Several other sites were planned for the area including Speer’s German Stadium which would have seated 140,000 spectators. The foundation stone was laid in a pompous ceremony in 1937 but like much of the grounds, war brought all construction to a halt and the area dug out has since filled with water and is now Silbersee Lake.
The walk around the grounds is signposted and the Documentation Centre houses a worthy permanent collection entitled “Fascination and Terror” with relics and information about the area, the initial concepts and construction plans for Hitler’s vision of a utopian Germany, one which was so far removed to what Germans then were experiencing. It also houses an honest account of the rise of Nazism in Germany and particularly Nuremberg which was at the centre of this new fascination with Hitler and Nazism. It focuses primarily on pre-war rise to power, as the Rallies were a show of strength and power not only to the world but to the disenchanted German citizens.
While it is impossible to travel in Germany without being reminded of the Holocaust and the atrocities of war, it is rare and refreshing to see a place dedicated to how and why Nazism was able to flourish in post-war Germany and essentially how it was able to become so powerful.

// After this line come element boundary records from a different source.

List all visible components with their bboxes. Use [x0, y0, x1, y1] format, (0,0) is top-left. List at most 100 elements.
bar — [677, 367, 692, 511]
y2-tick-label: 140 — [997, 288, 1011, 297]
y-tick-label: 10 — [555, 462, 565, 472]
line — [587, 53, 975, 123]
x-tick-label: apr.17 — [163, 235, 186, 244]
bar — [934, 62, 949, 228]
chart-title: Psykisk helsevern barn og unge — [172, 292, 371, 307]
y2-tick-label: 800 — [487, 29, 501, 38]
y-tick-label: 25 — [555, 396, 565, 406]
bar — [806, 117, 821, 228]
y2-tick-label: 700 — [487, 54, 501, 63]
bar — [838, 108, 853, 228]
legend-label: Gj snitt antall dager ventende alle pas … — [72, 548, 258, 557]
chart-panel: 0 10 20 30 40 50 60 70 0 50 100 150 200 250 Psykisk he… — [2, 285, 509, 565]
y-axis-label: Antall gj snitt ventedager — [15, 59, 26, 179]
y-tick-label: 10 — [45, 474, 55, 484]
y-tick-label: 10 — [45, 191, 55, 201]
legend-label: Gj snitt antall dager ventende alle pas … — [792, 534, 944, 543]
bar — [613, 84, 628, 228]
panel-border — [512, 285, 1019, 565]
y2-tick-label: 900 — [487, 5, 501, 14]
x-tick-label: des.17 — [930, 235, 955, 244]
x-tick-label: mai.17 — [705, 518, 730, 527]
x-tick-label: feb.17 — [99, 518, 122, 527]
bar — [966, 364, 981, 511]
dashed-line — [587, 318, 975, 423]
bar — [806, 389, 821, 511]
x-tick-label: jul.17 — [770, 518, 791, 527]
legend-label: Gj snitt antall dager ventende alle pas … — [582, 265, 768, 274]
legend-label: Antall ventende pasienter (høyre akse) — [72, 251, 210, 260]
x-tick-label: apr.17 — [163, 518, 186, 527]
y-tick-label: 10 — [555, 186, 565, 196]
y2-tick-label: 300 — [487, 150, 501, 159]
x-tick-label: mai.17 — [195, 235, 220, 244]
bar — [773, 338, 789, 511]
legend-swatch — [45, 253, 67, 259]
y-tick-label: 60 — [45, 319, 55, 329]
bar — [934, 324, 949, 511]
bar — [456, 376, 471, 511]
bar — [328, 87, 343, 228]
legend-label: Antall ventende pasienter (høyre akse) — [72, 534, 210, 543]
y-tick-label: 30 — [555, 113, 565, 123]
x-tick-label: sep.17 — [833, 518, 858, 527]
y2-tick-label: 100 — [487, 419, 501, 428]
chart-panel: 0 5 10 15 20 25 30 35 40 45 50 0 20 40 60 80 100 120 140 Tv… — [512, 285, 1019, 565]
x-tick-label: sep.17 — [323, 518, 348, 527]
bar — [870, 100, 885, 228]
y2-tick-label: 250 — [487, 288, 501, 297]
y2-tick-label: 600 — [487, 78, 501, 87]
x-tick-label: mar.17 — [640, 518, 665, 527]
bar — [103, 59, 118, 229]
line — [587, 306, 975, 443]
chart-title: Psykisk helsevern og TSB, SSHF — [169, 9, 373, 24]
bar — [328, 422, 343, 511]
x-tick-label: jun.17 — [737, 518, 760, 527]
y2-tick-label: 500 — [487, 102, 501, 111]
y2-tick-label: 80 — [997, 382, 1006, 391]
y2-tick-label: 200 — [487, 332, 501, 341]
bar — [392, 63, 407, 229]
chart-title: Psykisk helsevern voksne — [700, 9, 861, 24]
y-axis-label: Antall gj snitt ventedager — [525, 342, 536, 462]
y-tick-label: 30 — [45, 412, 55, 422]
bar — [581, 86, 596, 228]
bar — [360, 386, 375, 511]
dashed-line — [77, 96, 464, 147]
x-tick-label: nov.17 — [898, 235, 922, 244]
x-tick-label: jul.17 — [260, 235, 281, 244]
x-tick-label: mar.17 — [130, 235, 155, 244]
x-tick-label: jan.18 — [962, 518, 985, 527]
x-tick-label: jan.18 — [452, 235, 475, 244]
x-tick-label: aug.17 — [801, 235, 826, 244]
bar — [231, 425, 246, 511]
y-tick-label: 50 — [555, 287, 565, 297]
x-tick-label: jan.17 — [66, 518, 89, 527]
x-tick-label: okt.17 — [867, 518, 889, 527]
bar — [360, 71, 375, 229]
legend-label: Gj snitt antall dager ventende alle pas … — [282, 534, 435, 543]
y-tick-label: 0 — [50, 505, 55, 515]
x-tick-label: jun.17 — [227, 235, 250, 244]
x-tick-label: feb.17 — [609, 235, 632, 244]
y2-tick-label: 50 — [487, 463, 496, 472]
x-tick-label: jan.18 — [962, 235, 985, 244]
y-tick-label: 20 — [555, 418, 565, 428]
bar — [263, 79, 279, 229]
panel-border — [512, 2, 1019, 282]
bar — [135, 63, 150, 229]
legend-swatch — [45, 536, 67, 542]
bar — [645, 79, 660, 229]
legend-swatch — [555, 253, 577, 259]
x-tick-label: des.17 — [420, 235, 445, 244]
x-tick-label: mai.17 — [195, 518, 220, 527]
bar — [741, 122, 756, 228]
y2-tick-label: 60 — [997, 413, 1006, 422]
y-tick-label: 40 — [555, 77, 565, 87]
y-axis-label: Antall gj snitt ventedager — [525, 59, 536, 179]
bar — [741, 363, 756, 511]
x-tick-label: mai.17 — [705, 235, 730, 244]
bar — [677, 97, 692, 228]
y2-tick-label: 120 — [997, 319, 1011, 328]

While by no means a common travel experience and admittedly a rather grim expedition, Nuremberg provides a unique, historic experience. These are not monuments or dedications’ but simply remains of the Reich’s former glory, where overgrown, unfinished and dilapidated buildings speak for themselves about how the mighty fell. The area provides an insight into the megalomania of Hitler. It exemplifies the extremities of Nazism, the grandeur and extravagance of NS architecture where size and splendour came before cost, logistics and the environment, the latter of which is evident by the sad state of Dutzendteich, where the jetty finishes before the water begins.
Nuremberg is now a peaceful, idyllic town which bustles with visitors in summer and is renowned for having the best Christmas markets in Germany. Most would never imagine this picturesque renaissance town on the River Pegnitz played such a sinister role in one of history’s most horrific periods.